Additional Context I'm not using IAHispano's fairseq.

shirounanashi avatar Apr 26 '24 16:04 shirounanashi

It could be because a lot of things but I think is one of this:

  1. Your GPU driver is outdated: https://docs.nvidia.com/deeplearning/cudnn/latest/reference/support-matrix.html
  2. Your GPU only has 5 GB of VRAM and it's also a GTX which there's some people having issues with them

aitronz avatar Apr 26 '24 17:04 aitronz

Thank you, it really was a driver problem, but it wasn't because it was outdated, it was because it wasn't installed, both cuda and cudnn. I installed it and solved the problem

shirounanashi avatar Apr 26 '24 17:04 shirounanashi

Testing further, I discovered that it is a problem with Applio on Linux, a problem that does not happen in RVC WebUI, that is, it has nothing to do with the driver as I thought it would be when closing the issue

shirounanashi avatar May 13 '24 13:05 shirounanashi

Applio uses identical code for GPU detection and utilization in both RVC WebUI. We only chnaged the Torch version, hence I'm sharing this link https://docs.nvidia.com/deeplearning/cudnn/latest/reference/support-matrix.html for you to verify compatibility with our current setup.

aitronz avatar May 15 '24 18:05 aitronz

@aitronssesin In theory, my GPU was supposed to run smoothly. But even with the latest version of the drivers and cudnn in a clean Arch installation, it still gives me this Cuda out of memory problem, which doesn't happen with the RVC Web UI. Honestly, I don't know why this happens, since it doesn't happen on Windows on the same PC

shirounanashi avatar May 18 '24 05:05 shirounanashi

It could be an issue with Arch because in my Ubuntu server it works without any issues.

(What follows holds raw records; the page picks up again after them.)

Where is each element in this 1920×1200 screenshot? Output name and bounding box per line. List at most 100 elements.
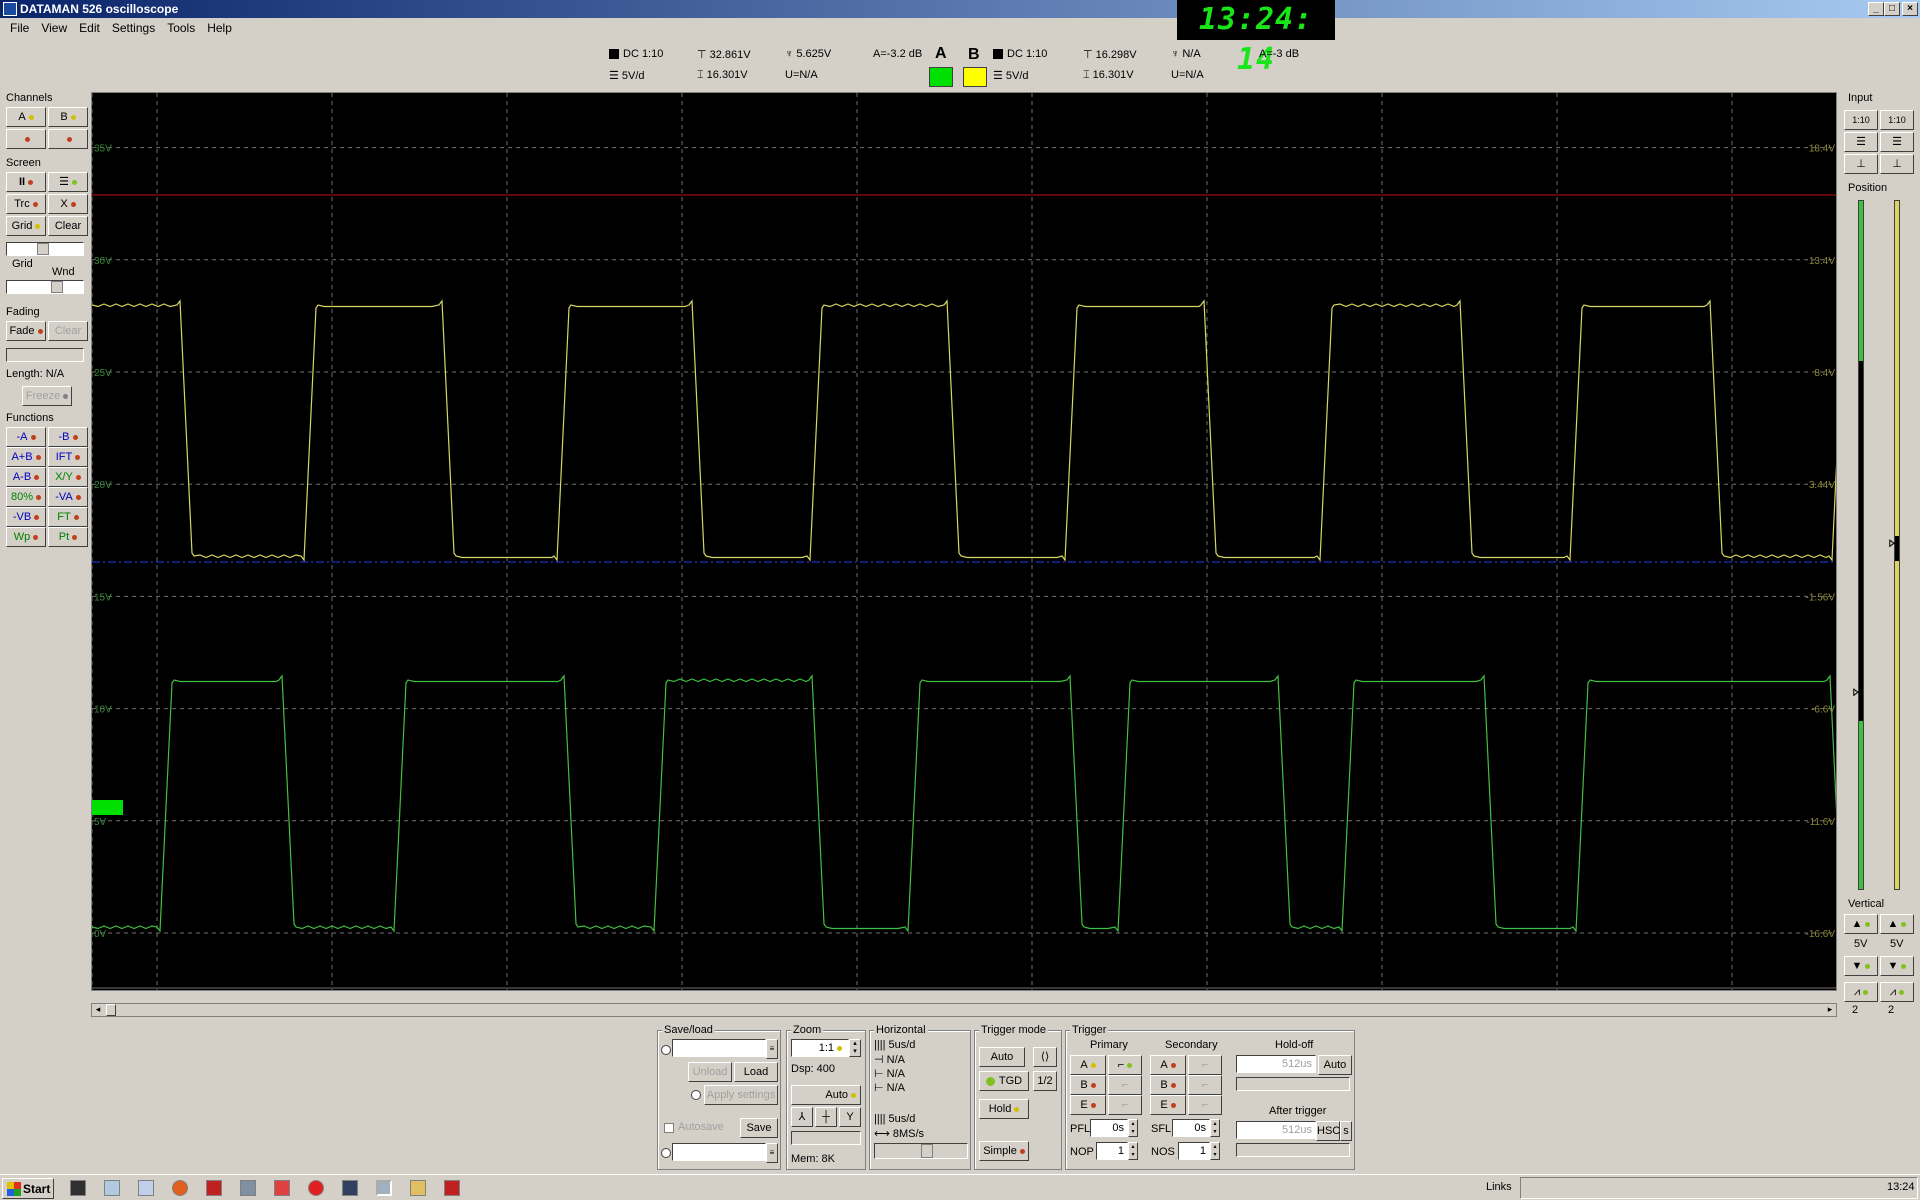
primary-b-edge[interactable]: ⌐ [1108,1075,1142,1095]
vertical-a-up[interactable]: ▲ [1844,914,1878,934]
load-button[interactable]: Load [734,1062,778,1082]
channel-a-button[interactable]: A [6,107,46,127]
fn-minus-va-button[interactable]: -VA [48,487,88,507]
start-button[interactable]: Start [2,1178,54,1199]
grid-button[interactable]: Grid [6,216,46,236]
nop-input[interactable]: 1 [1096,1142,1128,1160]
position-a-handle-icon[interactable]: ⋈ [1852,685,1864,699]
saveload-browse-1[interactable]: ≡ [766,1039,778,1059]
fn-minus-b-button[interactable]: -B [48,427,88,447]
input-b-ground[interactable]: ⊥ [1880,154,1914,174]
tray-app-icon-6[interactable] [240,1180,256,1196]
grid-slider[interactable] [6,242,84,256]
scope-display[interactable]: 35V 30V 25V 20V 15V 10V 5V 0V 18.4V 13.4V 8.4V 3.4… [91,92,1837,991]
firefox-icon[interactable] [172,1180,188,1196]
lines-button[interactable]: ☰ [48,172,88,192]
fade-slider[interactable] [6,348,84,362]
primary-e[interactable]: E [1070,1095,1106,1115]
secondary-b[interactable]: B [1150,1075,1186,1095]
holdoff-slider[interactable] [1236,1077,1350,1091]
nos-input[interactable]: 1 [1178,1142,1210,1160]
menu-help[interactable]: Help [201,21,238,35]
saveload-file-2[interactable] [672,1143,766,1161]
fn-80-button[interactable]: 80% [6,487,46,507]
saveload-radio-1[interactable] [661,1045,671,1055]
fn-a-minus-b-button[interactable]: A-B [6,467,46,487]
tray-app-icon-1[interactable] [70,1180,86,1196]
a-color-swatch[interactable] [929,67,953,87]
sfl-input[interactable]: 0s [1172,1119,1210,1137]
tray-app-icon-3[interactable] [138,1180,154,1196]
pdf-icon[interactable] [444,1180,460,1196]
horizontal-slider[interactable] [874,1143,968,1159]
tgd-button[interactable]: TGD [979,1071,1029,1091]
nos-spinner[interactable]: ▴ ▾ [1210,1142,1220,1160]
tray-app-icon-7[interactable] [274,1180,290,1196]
secondary-a[interactable]: A [1150,1055,1186,1075]
fade-button[interactable]: Fade [6,321,46,341]
scroll-thumb[interactable] [106,1004,116,1016]
pause-button[interactable]: II [6,172,46,192]
save-button[interactable]: Save [740,1118,778,1138]
trigger-auto-button[interactable]: Auto [979,1047,1025,1067]
primary-a[interactable]: A [1070,1055,1106,1075]
fn-ft-button[interactable]: FT [48,507,88,527]
zoom-spinner[interactable]: ▴ ▾ [849,1039,861,1057]
apply-settings-radio[interactable] [691,1090,701,1100]
fn-wp-button[interactable]: Wp [6,527,46,547]
wnd-slider[interactable] [6,280,84,294]
vertical-b-up[interactable]: ▲ [1880,914,1914,934]
trace-button[interactable]: Trc [6,194,46,214]
half-button[interactable]: 1/2 [1033,1071,1057,1091]
tray-app-icon-5[interactable] [206,1180,222,1196]
folder-icon[interactable] [410,1180,426,1196]
hsc-button[interactable]: HSC [1316,1121,1340,1141]
close-button[interactable]: × [1902,2,1918,16]
position-b-handle-icon[interactable]: ⋈ [1888,536,1900,550]
fn-minus-vb-button[interactable]: -VB [6,507,46,527]
x-button[interactable]: X [48,194,88,214]
fn-a-plus-b-button[interactable]: A+B [6,447,46,467]
secondary-e[interactable]: E [1150,1095,1186,1115]
oscilloscope-task-icon[interactable] [376,1180,392,1196]
scroll-left-icon[interactable]: ◂ [92,1004,104,1016]
menu-tools[interactable]: Tools [161,21,201,35]
secondary-e-edge[interactable]: ⌐ [1188,1095,1222,1115]
saveload-file-1[interactable] [672,1039,766,1057]
channel-c-button[interactable] [6,129,46,149]
menu-file[interactable]: File [4,21,35,35]
sfl-spinner[interactable]: ▴ ▾ [1210,1119,1220,1137]
input-a-coupling[interactable]: ☰ [1844,132,1878,152]
fade-clear-button[interactable]: Clear [48,321,88,341]
input-b-ratio[interactable]: 1:10 [1880,110,1914,130]
zoom-value[interactable]: 1:1 [791,1039,849,1057]
secondary-a-edge[interactable]: ⌐ [1188,1055,1222,1075]
primary-b[interactable]: B [1070,1075,1106,1095]
input-a-ground[interactable]: ⊥ [1844,154,1878,174]
scope-scrollbar[interactable]: ◂ ▸ [91,1003,1837,1017]
menu-edit[interactable]: Edit [73,21,106,35]
zoom-cursor-3[interactable]: Y [839,1107,861,1127]
after-trigger-input[interactable]: 512us [1236,1121,1316,1139]
pfl-input[interactable]: 0s [1090,1119,1128,1137]
vertical-b-wave[interactable]: ⩘ [1880,982,1914,1002]
seconds-button[interactable]: s [1340,1121,1352,1141]
saveload-browse-2[interactable]: ≡ [766,1143,778,1163]
holdoff-input[interactable]: 512us [1236,1055,1316,1073]
hold-button[interactable]: Hold [979,1099,1029,1119]
minimize-button[interactable]: _ [1868,2,1884,16]
input-b-coupling[interactable]: ☰ [1880,132,1914,152]
vertical-b-down[interactable]: ▼ [1880,956,1914,976]
position-slider-a[interactable] [1858,200,1864,890]
freeze-button[interactable]: Freeze [22,386,72,406]
saveload-radio-2[interactable] [661,1148,671,1158]
vertical-a-down[interactable]: ▼ [1844,956,1878,976]
holdoff-auto-button[interactable]: Auto [1318,1055,1352,1075]
tray-app-icon-2[interactable] [104,1180,120,1196]
scroll-right-icon[interactable]: ▸ [1824,1004,1836,1016]
unload-button[interactable]: Unload [688,1062,732,1082]
after-trigger-slider[interactable] [1236,1143,1350,1157]
channel-b-button[interactable]: B [48,107,88,127]
primary-a-edge[interactable]: ⌐ [1108,1055,1142,1075]
apply-settings-button[interactable]: Apply settings [704,1085,778,1105]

aitronz avatar May 18 '24 10:05 aitronz

It may be, but it doesn't make sense for the RVC WebUI to work without problems

shirounanashi avatar May 18 '24 14:05 shirounanashi

Yes because of the torch version maybe

aitronz avatar May 18 '24 14:05 aitronz

I tried updating torch, torchaudio and torchvision, but the Cuda out of memory problem still occurred

shirounanashi avatar May 18 '24 15:05 shirounanashi

Sorry I didn't explain me well I was saying that probably the newer torch version we are using is broken in arch but try this:

pip install torch==2.1.1 torchvision==0.16.1 torchaudio==2.1.1 --index-url https://download.pytorch.org/whl/cu121

aitronz avatar May 18 '24 15:05 aitronz

I didn't explain myself well either, I updated to the version I was using on the RVC Web UI. But I tested the version you sent and the problem still exists. I also noticed that Applio doesn't seem to release the VRAM until I close its window in the terminal

shirounanashi avatar May 18 '24 15:05 shirounanashi